The United States may make a major contribution in November to a fund to help poor countries prepare for and combat climate change, said the foreign minister of Peru, the country hosting a round of climate negotiations in December.

Peru Foreign Minister Gonzalo Gutierrez said U.S. Secretary of State John Kerry told him on Oct. 8 that the world's second biggest greenhouse gas emitter behind China may announce a major injection of money into the Green Climate Fund (GCF) created by the United Nations.

"He (Kerry) says that the U.S. is considering seriously to make a significant announcement even before the Lima conference, probably next month," Gutierrez said in a speech at Johns Hopkins University's Washington conference on Thursday evening.

So far, 10 countries have pledged $2.3 billion to the fund. Fund officials have said it wants to see $10 billion pledged by the end of 2014 for the first years of its operation.

Peru will host a summit in early December in Lima that Gutierrez hopes will result in a concrete draft of a global deal to tackle climate change, to be finalized and agreed in Paris in 2015.
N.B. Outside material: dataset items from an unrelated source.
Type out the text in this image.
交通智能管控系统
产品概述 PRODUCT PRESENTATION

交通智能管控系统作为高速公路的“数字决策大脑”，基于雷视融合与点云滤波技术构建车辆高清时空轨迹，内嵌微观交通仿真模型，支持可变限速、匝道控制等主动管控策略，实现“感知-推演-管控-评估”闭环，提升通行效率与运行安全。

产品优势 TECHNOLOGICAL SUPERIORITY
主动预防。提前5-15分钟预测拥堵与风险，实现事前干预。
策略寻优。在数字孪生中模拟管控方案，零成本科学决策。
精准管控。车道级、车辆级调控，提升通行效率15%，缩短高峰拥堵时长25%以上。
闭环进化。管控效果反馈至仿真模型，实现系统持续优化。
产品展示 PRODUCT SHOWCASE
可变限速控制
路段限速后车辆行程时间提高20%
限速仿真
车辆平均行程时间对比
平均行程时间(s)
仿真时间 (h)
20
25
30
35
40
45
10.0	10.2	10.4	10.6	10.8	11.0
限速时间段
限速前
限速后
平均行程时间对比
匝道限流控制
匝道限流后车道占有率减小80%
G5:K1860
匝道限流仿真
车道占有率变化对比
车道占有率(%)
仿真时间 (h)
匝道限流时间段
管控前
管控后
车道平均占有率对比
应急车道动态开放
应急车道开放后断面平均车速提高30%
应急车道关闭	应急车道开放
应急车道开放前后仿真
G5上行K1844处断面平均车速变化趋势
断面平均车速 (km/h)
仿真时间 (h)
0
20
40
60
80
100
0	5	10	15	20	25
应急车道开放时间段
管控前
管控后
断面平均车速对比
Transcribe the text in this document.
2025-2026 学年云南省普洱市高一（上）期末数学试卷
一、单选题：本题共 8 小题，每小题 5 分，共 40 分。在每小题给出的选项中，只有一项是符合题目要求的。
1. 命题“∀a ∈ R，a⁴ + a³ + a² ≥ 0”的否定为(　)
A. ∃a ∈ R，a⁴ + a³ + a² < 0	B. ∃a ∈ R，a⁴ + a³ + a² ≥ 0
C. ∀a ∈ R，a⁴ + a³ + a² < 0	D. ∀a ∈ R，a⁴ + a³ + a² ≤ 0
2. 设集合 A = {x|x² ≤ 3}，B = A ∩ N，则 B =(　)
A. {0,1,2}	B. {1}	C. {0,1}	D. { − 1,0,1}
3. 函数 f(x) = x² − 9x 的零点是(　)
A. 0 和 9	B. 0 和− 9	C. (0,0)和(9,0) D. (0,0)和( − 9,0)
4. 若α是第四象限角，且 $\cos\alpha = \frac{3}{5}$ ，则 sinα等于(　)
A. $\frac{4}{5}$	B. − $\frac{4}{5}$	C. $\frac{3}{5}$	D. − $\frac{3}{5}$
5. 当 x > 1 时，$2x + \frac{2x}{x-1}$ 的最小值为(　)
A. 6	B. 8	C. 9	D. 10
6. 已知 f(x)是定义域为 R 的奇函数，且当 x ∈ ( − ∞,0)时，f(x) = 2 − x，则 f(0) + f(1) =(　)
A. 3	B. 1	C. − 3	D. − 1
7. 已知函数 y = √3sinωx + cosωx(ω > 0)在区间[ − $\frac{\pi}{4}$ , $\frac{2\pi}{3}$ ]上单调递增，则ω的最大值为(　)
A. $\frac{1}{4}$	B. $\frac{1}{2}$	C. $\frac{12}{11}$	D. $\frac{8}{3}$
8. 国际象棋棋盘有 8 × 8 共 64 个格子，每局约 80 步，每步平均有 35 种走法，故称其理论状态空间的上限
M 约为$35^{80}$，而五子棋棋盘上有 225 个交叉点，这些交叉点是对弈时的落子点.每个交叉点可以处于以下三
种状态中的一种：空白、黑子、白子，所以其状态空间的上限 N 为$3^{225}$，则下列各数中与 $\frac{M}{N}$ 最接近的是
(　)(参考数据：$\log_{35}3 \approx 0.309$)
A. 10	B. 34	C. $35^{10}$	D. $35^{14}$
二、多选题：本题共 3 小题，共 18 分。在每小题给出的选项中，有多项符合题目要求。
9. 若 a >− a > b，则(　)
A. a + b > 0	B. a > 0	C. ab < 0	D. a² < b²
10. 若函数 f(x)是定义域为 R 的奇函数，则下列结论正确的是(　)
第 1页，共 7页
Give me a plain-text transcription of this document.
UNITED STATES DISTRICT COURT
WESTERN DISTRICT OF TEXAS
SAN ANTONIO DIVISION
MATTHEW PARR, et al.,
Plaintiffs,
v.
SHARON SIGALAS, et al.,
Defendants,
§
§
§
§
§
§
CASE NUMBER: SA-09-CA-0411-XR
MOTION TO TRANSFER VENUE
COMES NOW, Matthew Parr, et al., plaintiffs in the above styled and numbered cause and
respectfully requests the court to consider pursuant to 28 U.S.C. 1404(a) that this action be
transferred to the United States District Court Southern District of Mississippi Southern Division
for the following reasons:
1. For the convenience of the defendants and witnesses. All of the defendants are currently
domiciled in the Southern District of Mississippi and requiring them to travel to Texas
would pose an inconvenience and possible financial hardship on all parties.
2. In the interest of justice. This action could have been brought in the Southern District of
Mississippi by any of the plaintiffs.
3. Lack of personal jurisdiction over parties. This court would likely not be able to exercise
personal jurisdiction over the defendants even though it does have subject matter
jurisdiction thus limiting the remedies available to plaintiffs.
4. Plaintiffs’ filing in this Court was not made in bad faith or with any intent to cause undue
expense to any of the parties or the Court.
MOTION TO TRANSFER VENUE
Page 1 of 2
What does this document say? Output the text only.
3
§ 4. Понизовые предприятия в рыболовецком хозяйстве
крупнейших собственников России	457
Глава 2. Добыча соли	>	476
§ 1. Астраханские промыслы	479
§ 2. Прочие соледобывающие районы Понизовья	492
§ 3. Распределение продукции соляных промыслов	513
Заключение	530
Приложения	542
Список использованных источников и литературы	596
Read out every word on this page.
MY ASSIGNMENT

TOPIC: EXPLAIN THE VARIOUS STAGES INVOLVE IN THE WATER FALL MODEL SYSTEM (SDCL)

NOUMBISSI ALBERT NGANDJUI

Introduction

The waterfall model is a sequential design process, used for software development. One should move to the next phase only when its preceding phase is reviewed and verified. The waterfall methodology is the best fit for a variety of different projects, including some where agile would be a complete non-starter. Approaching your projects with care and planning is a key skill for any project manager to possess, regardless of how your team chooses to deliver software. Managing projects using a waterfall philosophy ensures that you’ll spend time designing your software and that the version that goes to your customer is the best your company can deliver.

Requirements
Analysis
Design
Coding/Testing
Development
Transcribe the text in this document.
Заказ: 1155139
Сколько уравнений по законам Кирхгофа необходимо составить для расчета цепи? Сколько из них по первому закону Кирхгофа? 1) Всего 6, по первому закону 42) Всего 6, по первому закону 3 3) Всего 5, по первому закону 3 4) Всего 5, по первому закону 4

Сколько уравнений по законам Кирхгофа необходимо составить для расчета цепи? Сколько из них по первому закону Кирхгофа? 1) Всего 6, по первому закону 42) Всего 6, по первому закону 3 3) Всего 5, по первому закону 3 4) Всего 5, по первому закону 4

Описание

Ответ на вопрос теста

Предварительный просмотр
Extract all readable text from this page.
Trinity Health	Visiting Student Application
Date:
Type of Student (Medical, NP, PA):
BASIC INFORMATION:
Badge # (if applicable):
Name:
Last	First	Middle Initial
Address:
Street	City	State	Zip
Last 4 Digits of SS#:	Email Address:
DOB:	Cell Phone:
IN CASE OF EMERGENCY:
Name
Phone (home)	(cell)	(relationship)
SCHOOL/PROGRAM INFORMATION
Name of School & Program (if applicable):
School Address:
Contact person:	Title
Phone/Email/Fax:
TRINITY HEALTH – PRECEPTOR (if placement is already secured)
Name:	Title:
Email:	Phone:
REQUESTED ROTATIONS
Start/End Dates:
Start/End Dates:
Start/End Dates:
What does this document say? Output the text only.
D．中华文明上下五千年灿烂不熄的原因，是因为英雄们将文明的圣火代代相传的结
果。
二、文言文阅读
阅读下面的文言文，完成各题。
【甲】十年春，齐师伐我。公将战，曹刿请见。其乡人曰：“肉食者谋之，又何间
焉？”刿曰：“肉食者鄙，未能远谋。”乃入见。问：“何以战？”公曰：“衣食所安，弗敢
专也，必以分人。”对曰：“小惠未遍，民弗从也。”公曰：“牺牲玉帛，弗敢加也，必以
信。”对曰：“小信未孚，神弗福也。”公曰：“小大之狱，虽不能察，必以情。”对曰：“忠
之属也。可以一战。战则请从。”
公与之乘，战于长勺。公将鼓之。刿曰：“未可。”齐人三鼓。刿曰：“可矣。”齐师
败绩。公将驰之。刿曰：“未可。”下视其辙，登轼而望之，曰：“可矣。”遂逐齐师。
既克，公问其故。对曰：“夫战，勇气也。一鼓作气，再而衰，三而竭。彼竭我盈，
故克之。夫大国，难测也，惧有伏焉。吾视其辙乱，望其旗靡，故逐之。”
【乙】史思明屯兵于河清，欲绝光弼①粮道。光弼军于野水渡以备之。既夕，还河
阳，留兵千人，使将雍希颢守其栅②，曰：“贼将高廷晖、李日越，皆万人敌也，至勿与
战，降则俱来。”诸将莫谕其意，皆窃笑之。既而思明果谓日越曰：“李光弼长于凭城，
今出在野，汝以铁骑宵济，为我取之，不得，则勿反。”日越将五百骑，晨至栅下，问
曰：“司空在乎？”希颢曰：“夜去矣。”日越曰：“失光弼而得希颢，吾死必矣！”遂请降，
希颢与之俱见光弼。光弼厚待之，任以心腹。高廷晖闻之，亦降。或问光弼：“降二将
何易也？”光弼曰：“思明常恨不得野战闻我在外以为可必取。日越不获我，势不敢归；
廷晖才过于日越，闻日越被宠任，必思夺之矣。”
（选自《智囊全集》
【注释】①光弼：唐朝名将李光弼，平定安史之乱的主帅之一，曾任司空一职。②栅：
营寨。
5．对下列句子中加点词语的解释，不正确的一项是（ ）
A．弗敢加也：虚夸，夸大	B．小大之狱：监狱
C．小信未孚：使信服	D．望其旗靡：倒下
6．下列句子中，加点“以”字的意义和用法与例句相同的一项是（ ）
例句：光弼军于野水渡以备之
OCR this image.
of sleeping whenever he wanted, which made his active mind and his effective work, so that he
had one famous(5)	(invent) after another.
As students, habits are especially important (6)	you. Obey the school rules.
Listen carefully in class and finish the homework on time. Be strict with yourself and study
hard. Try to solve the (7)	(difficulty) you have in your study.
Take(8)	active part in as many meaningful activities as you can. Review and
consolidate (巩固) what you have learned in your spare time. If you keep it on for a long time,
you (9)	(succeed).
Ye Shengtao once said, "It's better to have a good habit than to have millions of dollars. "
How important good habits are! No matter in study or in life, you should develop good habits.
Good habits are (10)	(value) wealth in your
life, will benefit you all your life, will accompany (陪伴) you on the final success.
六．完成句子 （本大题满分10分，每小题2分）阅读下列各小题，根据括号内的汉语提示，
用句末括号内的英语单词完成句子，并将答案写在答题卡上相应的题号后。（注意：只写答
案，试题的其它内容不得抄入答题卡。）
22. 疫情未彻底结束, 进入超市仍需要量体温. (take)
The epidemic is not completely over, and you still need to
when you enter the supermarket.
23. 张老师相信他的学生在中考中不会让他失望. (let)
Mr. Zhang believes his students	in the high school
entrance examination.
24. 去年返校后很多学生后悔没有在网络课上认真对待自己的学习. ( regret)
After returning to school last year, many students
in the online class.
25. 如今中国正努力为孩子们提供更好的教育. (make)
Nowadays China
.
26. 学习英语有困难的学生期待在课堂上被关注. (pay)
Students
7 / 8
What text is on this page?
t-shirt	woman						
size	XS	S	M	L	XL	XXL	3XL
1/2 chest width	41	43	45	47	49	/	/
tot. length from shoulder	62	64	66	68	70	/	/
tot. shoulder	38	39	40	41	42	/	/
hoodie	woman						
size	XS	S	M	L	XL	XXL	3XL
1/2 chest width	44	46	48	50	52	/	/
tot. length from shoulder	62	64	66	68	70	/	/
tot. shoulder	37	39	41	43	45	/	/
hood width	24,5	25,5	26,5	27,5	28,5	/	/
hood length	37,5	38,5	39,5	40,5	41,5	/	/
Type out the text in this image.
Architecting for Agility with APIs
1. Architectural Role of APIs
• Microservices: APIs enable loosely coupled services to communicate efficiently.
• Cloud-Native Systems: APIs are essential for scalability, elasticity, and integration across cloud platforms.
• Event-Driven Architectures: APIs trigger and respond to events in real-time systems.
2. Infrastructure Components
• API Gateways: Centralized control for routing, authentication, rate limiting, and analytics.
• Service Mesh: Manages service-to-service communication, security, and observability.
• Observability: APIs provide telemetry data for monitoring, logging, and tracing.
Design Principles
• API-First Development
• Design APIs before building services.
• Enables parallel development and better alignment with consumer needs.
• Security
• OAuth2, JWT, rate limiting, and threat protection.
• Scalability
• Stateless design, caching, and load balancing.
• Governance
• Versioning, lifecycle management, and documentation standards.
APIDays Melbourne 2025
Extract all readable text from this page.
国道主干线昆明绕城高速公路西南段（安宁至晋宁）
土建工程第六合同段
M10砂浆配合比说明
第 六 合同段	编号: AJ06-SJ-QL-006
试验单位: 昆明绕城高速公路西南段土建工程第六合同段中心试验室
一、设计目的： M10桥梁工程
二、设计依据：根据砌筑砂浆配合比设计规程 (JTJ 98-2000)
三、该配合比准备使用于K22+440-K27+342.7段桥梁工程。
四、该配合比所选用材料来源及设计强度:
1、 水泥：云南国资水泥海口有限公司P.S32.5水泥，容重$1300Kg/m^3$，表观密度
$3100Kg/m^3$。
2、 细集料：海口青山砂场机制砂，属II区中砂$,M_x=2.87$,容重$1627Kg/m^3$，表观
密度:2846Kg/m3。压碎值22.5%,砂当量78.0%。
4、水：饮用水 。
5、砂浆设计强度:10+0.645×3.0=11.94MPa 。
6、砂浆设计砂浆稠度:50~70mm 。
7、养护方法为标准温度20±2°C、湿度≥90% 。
The Green Climate Fund will host a two-day "pledging conference" on Nov. 19 and 20, where it expects a new wave of contributions will be made ahead of the Lima conference.

The fund aims to help poor nations develop cleaner energy and adapt to increased flooding and droughts. A substantial capitalization before negotiators arrive in Lima in December "will be a very important signal for the entire negotiation process," Gutierrez said.

At a meeting of environmental ministers from Brazil, South Africa, India and China in Sun City, South Africa that concluded Friday, the emerging economies called on developed countries to make substantial pledges to the fund before the November meeting.

These contributions would create the "trust and confidence indispensable for the successful conclusion of the 2015 agreement," they said in a declaration Friday.

At last month's summit of world leaders hosted by the UN, eight countries committed a total of $1.325 billion to the fund by the end of 2014, adding to $960 million pledged by Germany and $40 million by Sweden prior to that.

In 2010, industrialized nations had agreed to provide a target of $100 billion a year by 2020 to help developing countries deal with climate change.

The fund opened its headquarters in Seoul, South Korea in 2013.

Aid charity Oxfam said the amount pledged since 2010 falls well short of the $15 billion needed. Oxfam said a "fair share" the U.S. should contribute is $4.8 billion, while the EU should commit $6 billion, Japan $2.3 billion and Canada $600 million.

"The U.S. understands that this is critical to securing a strong agreement in Paris and meaningful emissions reduction commitments from other key countries like China," said Jake Schmidt, director of international programs at the Natural Resources Defense Council.